According to the Bergier report, Switzerland repeatedly violated its own neutrality. It did so by shipping arms to Germany, by having its companies employ slave labour, by putting a “J” stamp on visas that prevented Jewish refugees from coming into the country and most important by accepting what it knew to be looted gold bars from the countries that were occupied…

To me the meaning is very clear. I’m sorry if Mr Bergier has a different opinion.

I respect his work and indeed I think the most important thing is for people to read the book and read the Bergier report and then come to terms with their own history. I think in some respects that Switzerland has begun to do that.

You have harsh words in your book about what you call the “passivity” of the Swiss government over the whole dormant accounts issue. Why do you say that?

Of all the major negotiations that I had with Switzerland, with Germany, Austria and France, the Swiss bank affair was the only one in which the government itself refused to negotiate.

In all the other cases, the German government negotiated with its private sector, the French did the same, and each of those governments made substantial contributions to the settlement of the class action suits.

In the Swiss case, the private Swiss banks were left with the full burden of paying the settlement of $1.25 billion. Frankly I think much of the criticism of Switzerland during the war can be directed not at the private banks, which were not permitted to take gold, but at the Swiss National Bank, which contributed nothing to the settlement and neither did the government.

Even after the settlement was achieved in August 1998, the agreement was never formally blessed by the entire Swiss government.

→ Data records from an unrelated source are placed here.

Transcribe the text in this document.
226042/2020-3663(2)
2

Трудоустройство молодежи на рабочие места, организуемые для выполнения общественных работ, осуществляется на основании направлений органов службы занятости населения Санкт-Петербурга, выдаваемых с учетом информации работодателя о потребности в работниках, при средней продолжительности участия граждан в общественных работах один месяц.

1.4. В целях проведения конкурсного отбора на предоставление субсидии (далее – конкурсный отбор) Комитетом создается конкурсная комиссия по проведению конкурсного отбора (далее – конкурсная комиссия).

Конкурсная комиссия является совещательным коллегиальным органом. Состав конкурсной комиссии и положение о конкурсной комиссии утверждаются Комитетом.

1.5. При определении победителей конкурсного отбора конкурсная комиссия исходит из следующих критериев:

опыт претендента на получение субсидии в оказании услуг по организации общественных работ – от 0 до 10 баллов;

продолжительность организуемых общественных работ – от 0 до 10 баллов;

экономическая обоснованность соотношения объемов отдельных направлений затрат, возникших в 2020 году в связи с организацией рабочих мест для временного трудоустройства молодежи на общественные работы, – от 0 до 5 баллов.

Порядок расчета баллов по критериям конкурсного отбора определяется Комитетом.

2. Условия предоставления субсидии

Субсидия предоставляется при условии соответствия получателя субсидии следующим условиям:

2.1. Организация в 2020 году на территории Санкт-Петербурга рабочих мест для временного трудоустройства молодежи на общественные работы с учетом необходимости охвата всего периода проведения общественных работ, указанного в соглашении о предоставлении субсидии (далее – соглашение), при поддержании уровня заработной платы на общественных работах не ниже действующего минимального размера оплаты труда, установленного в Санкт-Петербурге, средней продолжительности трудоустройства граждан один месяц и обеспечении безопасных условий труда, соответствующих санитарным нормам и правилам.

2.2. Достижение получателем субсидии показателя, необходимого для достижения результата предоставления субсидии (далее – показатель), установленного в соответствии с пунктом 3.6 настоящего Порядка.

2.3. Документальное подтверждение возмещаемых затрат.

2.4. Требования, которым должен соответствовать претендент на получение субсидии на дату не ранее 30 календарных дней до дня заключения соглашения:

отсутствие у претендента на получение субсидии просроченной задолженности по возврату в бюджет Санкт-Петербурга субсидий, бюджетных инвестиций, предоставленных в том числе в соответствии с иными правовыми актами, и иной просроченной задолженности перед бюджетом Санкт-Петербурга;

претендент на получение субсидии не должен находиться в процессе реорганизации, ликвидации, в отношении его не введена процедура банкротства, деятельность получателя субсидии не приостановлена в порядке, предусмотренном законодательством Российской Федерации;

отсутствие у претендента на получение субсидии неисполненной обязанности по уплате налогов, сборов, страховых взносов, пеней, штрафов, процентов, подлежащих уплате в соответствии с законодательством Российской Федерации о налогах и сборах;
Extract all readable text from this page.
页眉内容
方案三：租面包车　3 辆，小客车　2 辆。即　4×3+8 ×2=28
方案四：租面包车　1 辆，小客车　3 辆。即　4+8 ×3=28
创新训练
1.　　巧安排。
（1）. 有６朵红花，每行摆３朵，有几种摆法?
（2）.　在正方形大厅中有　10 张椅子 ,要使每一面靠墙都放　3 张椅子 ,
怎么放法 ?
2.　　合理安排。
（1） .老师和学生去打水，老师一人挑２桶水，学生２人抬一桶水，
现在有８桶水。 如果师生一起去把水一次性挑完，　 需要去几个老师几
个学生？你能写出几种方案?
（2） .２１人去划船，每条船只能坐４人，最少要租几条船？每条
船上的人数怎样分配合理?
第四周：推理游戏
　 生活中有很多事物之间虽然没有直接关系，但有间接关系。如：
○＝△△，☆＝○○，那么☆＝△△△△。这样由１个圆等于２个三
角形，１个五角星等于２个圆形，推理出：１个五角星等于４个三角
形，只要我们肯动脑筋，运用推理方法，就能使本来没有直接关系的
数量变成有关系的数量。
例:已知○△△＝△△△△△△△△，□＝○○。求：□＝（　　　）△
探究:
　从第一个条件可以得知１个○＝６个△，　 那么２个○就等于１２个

In the whole issue of the Holocaust, there’s still much to be done, you say. Perhaps you can explain what has to be done?

There is much to be done and frankly most of that is occurring outside Switzerland and not inside. For example there is still a tremendous amount of confiscated communal property – synagogues, churches, schools, community centres, even cemeteries in Eastern Europe – which have yet to be returned to the religious communities, and in particular the Jewish communities…

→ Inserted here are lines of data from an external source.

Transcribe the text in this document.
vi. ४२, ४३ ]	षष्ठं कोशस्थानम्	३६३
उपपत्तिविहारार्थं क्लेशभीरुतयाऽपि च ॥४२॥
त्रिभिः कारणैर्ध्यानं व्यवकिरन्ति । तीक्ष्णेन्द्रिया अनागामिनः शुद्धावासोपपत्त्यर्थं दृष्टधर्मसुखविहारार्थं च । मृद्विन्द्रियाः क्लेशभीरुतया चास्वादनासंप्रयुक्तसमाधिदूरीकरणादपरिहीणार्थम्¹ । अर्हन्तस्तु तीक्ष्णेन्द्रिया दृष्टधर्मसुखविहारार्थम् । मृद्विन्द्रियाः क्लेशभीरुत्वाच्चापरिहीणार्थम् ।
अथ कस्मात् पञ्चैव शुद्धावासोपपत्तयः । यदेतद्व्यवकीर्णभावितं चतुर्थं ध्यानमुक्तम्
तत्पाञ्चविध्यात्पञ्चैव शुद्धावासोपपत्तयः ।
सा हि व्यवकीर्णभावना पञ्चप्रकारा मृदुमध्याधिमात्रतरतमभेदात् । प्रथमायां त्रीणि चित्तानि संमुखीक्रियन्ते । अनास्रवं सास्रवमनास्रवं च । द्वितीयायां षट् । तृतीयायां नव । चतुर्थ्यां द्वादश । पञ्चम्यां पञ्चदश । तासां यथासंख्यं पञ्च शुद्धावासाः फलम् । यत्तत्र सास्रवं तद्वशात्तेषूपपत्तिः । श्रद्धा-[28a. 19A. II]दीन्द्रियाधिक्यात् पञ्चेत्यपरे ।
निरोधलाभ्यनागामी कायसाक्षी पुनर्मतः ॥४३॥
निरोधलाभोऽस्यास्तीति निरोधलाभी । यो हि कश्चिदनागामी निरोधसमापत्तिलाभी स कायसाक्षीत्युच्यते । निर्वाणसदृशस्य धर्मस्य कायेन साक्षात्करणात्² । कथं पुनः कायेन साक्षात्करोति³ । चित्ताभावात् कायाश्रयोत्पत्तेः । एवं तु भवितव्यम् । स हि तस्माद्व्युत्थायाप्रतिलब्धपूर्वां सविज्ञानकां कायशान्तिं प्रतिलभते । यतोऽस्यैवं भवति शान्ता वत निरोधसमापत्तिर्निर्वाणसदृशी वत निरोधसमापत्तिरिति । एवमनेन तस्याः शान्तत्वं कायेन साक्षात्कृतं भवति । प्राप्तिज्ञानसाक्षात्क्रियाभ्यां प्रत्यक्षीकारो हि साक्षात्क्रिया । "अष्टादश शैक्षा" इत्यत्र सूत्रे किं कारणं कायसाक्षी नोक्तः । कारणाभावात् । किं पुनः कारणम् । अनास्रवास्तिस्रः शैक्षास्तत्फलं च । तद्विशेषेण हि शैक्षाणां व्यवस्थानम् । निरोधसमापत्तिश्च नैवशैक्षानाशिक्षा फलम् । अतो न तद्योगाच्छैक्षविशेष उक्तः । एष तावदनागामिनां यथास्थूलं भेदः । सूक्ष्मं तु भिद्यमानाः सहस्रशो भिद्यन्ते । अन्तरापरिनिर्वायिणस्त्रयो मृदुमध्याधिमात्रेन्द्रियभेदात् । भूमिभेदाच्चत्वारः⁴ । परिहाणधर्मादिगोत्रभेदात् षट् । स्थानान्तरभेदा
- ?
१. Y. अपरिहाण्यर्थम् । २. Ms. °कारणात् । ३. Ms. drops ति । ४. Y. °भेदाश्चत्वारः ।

Second, there is a great deal to be done in terms of art restitution in the United States, Germany and in particular in Russia. Russia holds the greatest treasure trove of looted art, which the Red Army took. They’ve made a lot of progress agreeing to return that but we’re still not yet seeing that art return.

Next is Holocaust education. There are 16 countries, from Sweden to Poland, France to Germany, and the United States, which are trying to encourage more Holocaust education in school systems. Not as a way of looking back at a morbid past but at the lessons of the Holocaust.

I think these are all areas where progress needs to be made.

swissinfo interview: Robert Brookes in Washington

Stuart Eizenstat has held a number of key positions during his decade and a half of government service.
Among others, he was the Clinton administration’s leader on Holocaust-related issues as Special Representative of the President and Secretary of State.
He helped negotiate major agreements with the Swiss, Germany, Austrians and French.
He is now a partner in the international law firm, Covington and Burling, in Washington DC.

Author Stuart Eizenstat said he was “very pained and hurt” by the Swiss reaction to the cover of his book.

He says the cover was misinterpreted and he does not single out the Swiss.

Eizenstat says that perhaps it is time for the Swiss to come to terms with their “mixed past” and with the Bergier report.

He says that the rejection of the Swiss Solidarity Foundation was one indication of the difficulty Switzerland faced with coming to terms with its history.